--On Tuesday, April 28, 2020 10:16 PM -0500 Chris Adams linux@cmadams.net wrote:
I didn't get that you have a static assignment (presumably a business connection) - they may not do RAs on that (I don't at my ISP job). Business connections (or at least, connections with static assignments) tend to operate differently. For that, they should have given you a static v6 address and gateway, just like they did for v4.
I didn't think to ask when we were turning up the v4 and phones. I'm betting there's a setting in their gateway box but I'm waiting for them to give me the credentials to log into it.
So... there's one thing you could try (but probably won't work to a regular router interface) - see if there's a MAC-derived fe80::/64 link-local address on their end. Get the MAC of the gateway from the v4 ARP entry and expand it to a LL v6 address as fe80::xxxx:xxff:fexx:xxxx (split the MAC, put ff:fe in the middle). Try ping6 that address with %em2 appended (have to append the interface when using link-local addresses). I doubt it'll work, since I know Juniper (which IIRC AT&T likes) doesn't assign those (I can't remember for sure about Cisco and don't have a handy test target).
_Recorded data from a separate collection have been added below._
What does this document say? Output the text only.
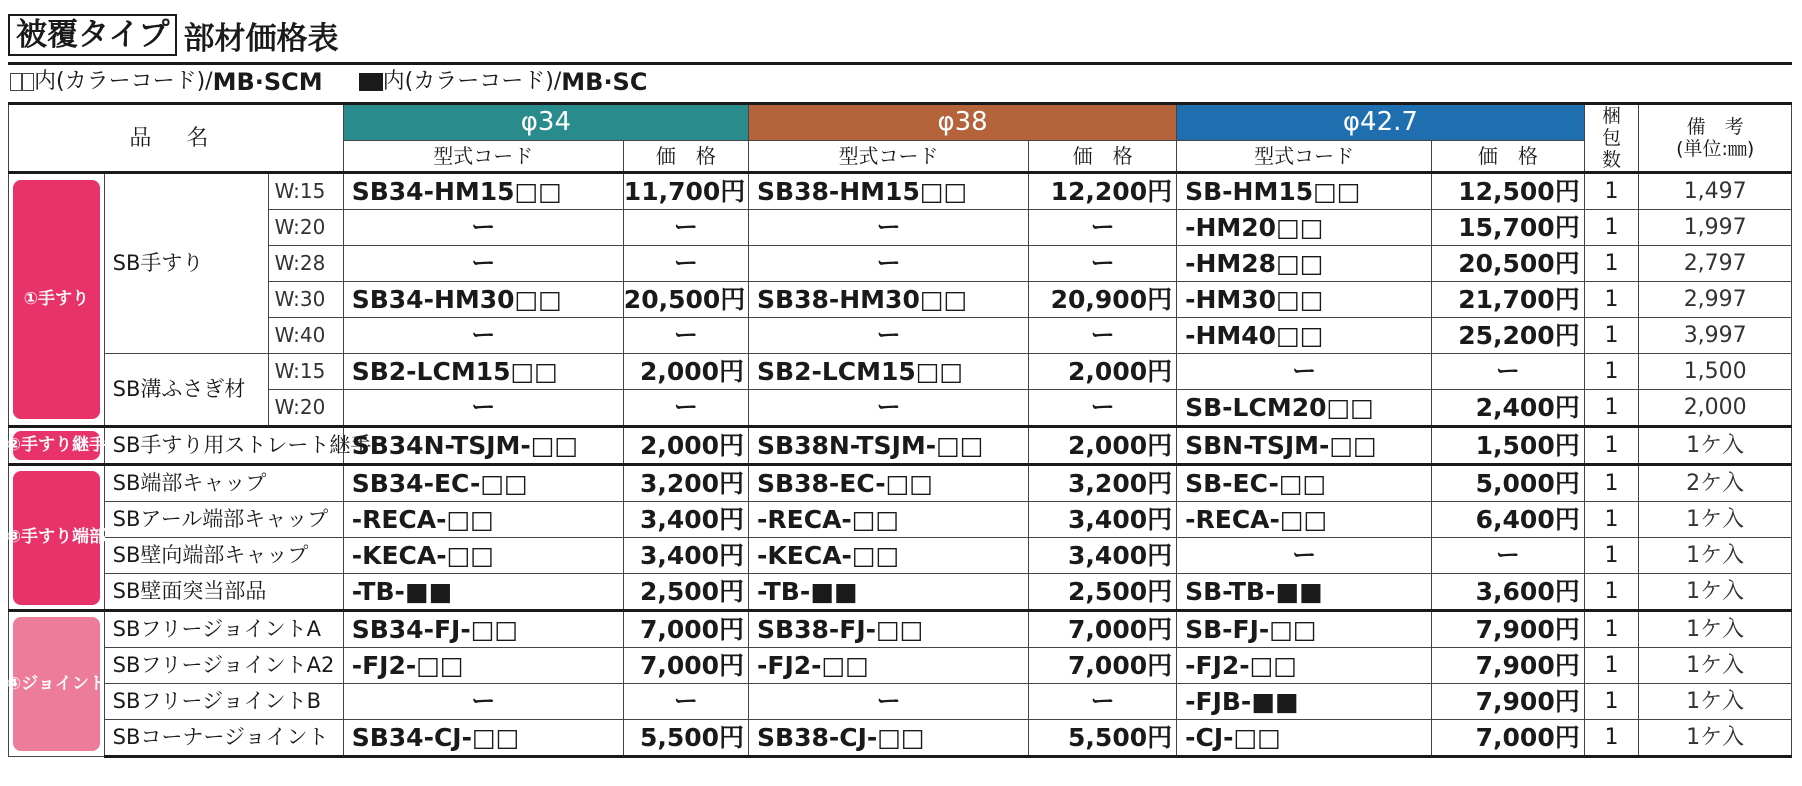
被覆タイプ 部材価格表
内(カラーコード)/ MB·SCM	内(カラーコード)/ MB·SC
品 名			φ34		φ38		φ42.7		梱包数	備　考
(単位:㎜)

			型式コード	価　格	型式コード	価　格	型式コード	価　格		

①手すり	SB手すり	W:15	SB34-HM15□□	11,700円	SB38-HM15□□	12,200円	SB-HM15□□	12,500円	1	1,497
		W:20	ー	ー	ー	ー	-HM20□□	15,700円	1	1,997
		W:28	ー	ー	ー	ー	-HM28□□	20,500円	1	2,797
		W:30	SB34-HM30□□	20,500円	SB38-HM30□□	20,900円	-HM30□□	21,700円	1	2,997
		W:40	ー	ー	ー	ー	-HM40□□	25,200円	1	3,997
	SB溝ふさぎ材	W:15	SB2-LCM15□□	2,000円	SB2-LCM15□□	2,000円	ー	ー	1	1,500
		W:20	ー	ー	ー	ー	SB-LCM20□□	2,400円	1	2,000

②手すり継手	SB手すり用ストレート継手		SB34N-TSJM-□□	2,000円	SB38N-TSJM-□□	2,000円	SBN-TSJM-□□	1,500円	1	1ケ入

③手すり端部	SB端部キャップ		SB34-EC-□□	3,200円	SB38-EC-□□	3,200円	SB-EC-□□	5,000円	1	2ケ入
	SBアール端部キャップ		-RECA-□□	3,400円	-RECA-□□	3,400円	-RECA-□□	6,400円	1	1ケ入
	SB壁向端部キャップ		-KECA-□□	3,400円	-KECA-□□	3,400円	ー	ー	1	1ケ入
	SB壁面突当部品		-TB-■■	2,500円	-TB-■■	2,500円	SB-TB-■■	3,600円	1	1ケ入

④ジョイント	SBフリージョイントA		SB34-FJ-□□	7,000円	SB38-FJ-□□	7,000円	SB-FJ-□□	7,900円	1	1ケ入
	SBフリージョイントA2		-FJ2-□□	7,000円	-FJ2-□□	7,000円	-FJ2-□□	7,900円	1	1ケ入
	SBフリージョイントB		ー	ー	ー	ー	-FJB-■■	7,900円	1	1ケ入
	SBコーナージョイント		SB34-CJ-□□	5,500円	SB38-CJ-□□	5,500円	-CJ-□□	7,000円	1	1ケ入
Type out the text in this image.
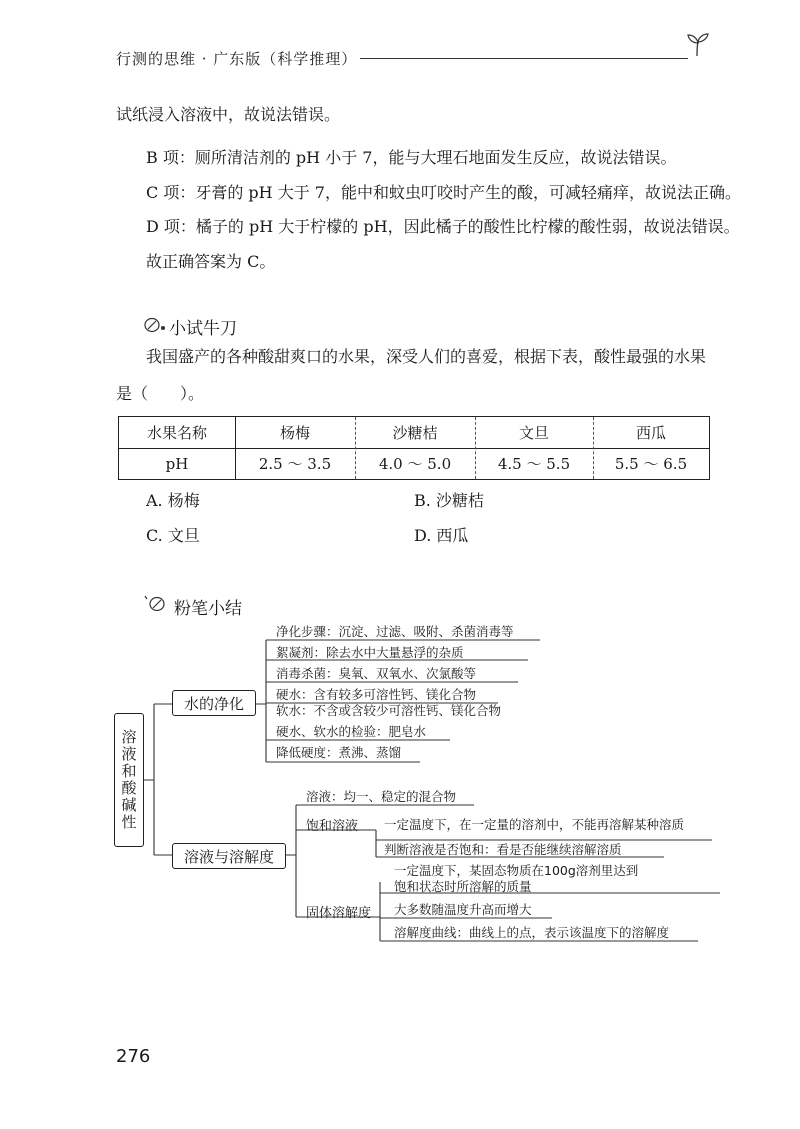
行测的思维 · 广东版（科学推理）
试纸浸入溶液中，故说法错误。
B 项：厕所清洁剂的 pH 小于 7，能与大理石地面发生反应，故说法错误。
C 项：牙膏的 pH 大于 7，能中和蚊虫叮咬时产生的酸，可减轻痛痒，故说法正确。
D 项：橘子的 pH 大于柠檬的 pH，因此橘子的酸性比柠檬的酸性弱，故说法错误。
故正确答案为 C。
小试牛刀
我国盛产的各种酸甜爽口的水果，深受人们的喜爱，根据下表，酸性最强的水果
是（　　）。
水果名称	杨梅	沙糖桔	文旦	西瓜
pH	2.5 ～ 3.5	4.0 ～ 5.0	4.5 ～ 5.5	5.5 ～ 6.5
A. 杨梅	B. 沙糖桔
C. 文旦	D. 西瓜
粉笔小结
溶液和酸碱性
水的净化
净化步骤：沉淀、过滤、吸附、杀菌消毒等
絮凝剂：除去水中大量悬浮的杂质
消毒杀菌：臭氧、双氧水、次氯酸等
硬水：含有较多可溶性钙、镁化合物
软水：不含或含较少可溶性钙、镁化合物
硬水、软水的检验：肥皂水
降低硬度：煮沸、蒸馏
溶液与溶解度
溶液：均一、稳定的混合物
饱和溶液 一定温度下，在一定量的溶剂中，不能再溶解某种溶质
判断溶液是否饱和：看是否能继续溶解溶质
固体溶解度
一定温度下，某固态物质在100g溶剂里达到
饱和状态时所溶解的质量
大多数随温度升高而增大
溶解度曲线：曲线上的点，表示该温度下的溶解度
276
Good idea but alas it's not routing. I can ping6 their gateway but it won't route after I add it to the route table for the WAN interface. While pinging a remote server, in a second shell I can tcpdump icmp6 packets and I see the packets going out but no replies coming back.
And frankly, giving you a /56 is pretty crappy, since ARIN rules say to give every site a /48. I'd only do a /56 for a home connection prefix delegation. But, that's AT&T! :)
I'd just read about that when researching this. Maybe they decided that since we only have about a dozen people at our site, we won't have a lot of subnets. What do small offices DO with 256 public subnets, anyway? I suppose eventually we'll have an IoT subnet on every person.